The best way to handle this problem is to use the documentPart replaceDFDLEntities attribute:

<documentPart type="text" replaceDFDLEntities="true"><![CDATA[This is text followed by a CR LF%CR;%LF;]]></documentPart>

The line gets kind of long, but those %CR; and %LF; are DFDL entities syntax for those Unicode characters. These are translated into whatever encoding the documentPart specifies, so this will be robust even if the encoding is say, UTF-16, or the 7-bit stuff.

If you have a multi-line piece of data and need CRLFs in it, then this does get a bit clumsy as you have to do it like this where each text line gets its own documentPart:

<documentPart type="text" replaceDFDLEntities="true"><![CDATA[Of all the gin joints%CR;%LF;]]></documentPart>
<documentPart type="text" replaceDFDLEntities="true"><![CDATA[In all the towns in the world%CR;%LF;]]></documentPart>
<documentPart type="text" replaceDFDLEntities="true"><![CDATA[She walked into mine%CR;%LF;]]></documentPart>

So the general rule is that CDATA regions cannot be used to insure specific kinds of line endings will be preserved in a file.

Some tests, however, are insensitive to the presence of whitespace. This is true of many tests for delimited text formats. In those cases you may want CDATA to preserve formatting of text (so it won't be re-indented), and to preserve *some* line endings. If this same test example was instead using dfdl:terminator="%NL;", well the NL entity matches CRLF, CR, or LF, and even some other obscure Unicode line ending characters. In that case, the original documentPart XML

<documentPart type="text"><![CDATA[Of all the gin joints
In all the towns of the world
She walked into mine
]]></documentPart>

Is fine, and will work and be robust.

About Banners and Comments in XML/XSD/TDML Files.
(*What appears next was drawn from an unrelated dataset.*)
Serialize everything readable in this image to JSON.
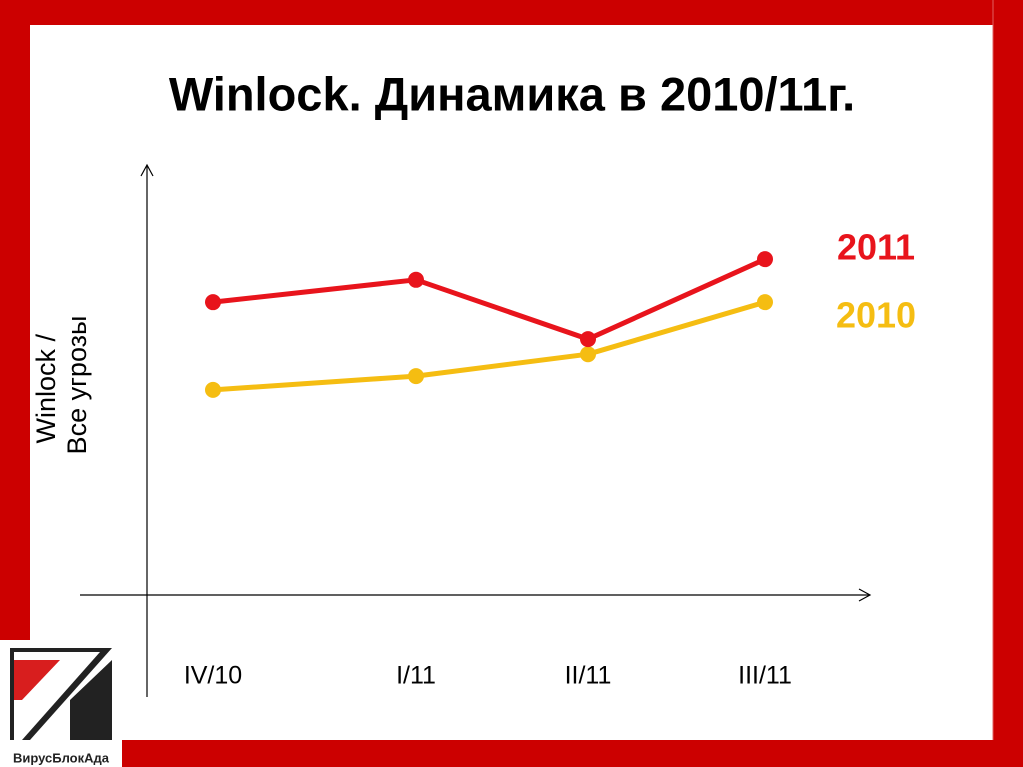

Unfortunately, tools will wrap lines in XML comments. Our nicely structured comments like

<!--
    Test name: csv_test
       Schema: csv.dfdl.xsd
         Root: file
      Purpose: This test is to exercise the csv schema.
  -->

turns into

<!-- Test name: csv_test Schema: csv.dfdl.xsd Root: file Purpose: This test is 
    to exercise the csv schema. -->

Tools like Eclipse have a setting to turn this "feature" off. See Eclipse Settings for DFDL Schema Authoring/Editing. Other tools may have similar options.

An alternative is to use XML Processing Instructions instead of comments. For example, our nicely formatted block comment can be done like so:

<?tdml test-doc
    Test name: csv_test
       Schema: csv.dfdl.xsd
         Root: file
      Purpose: This test is to exercise the csv schema.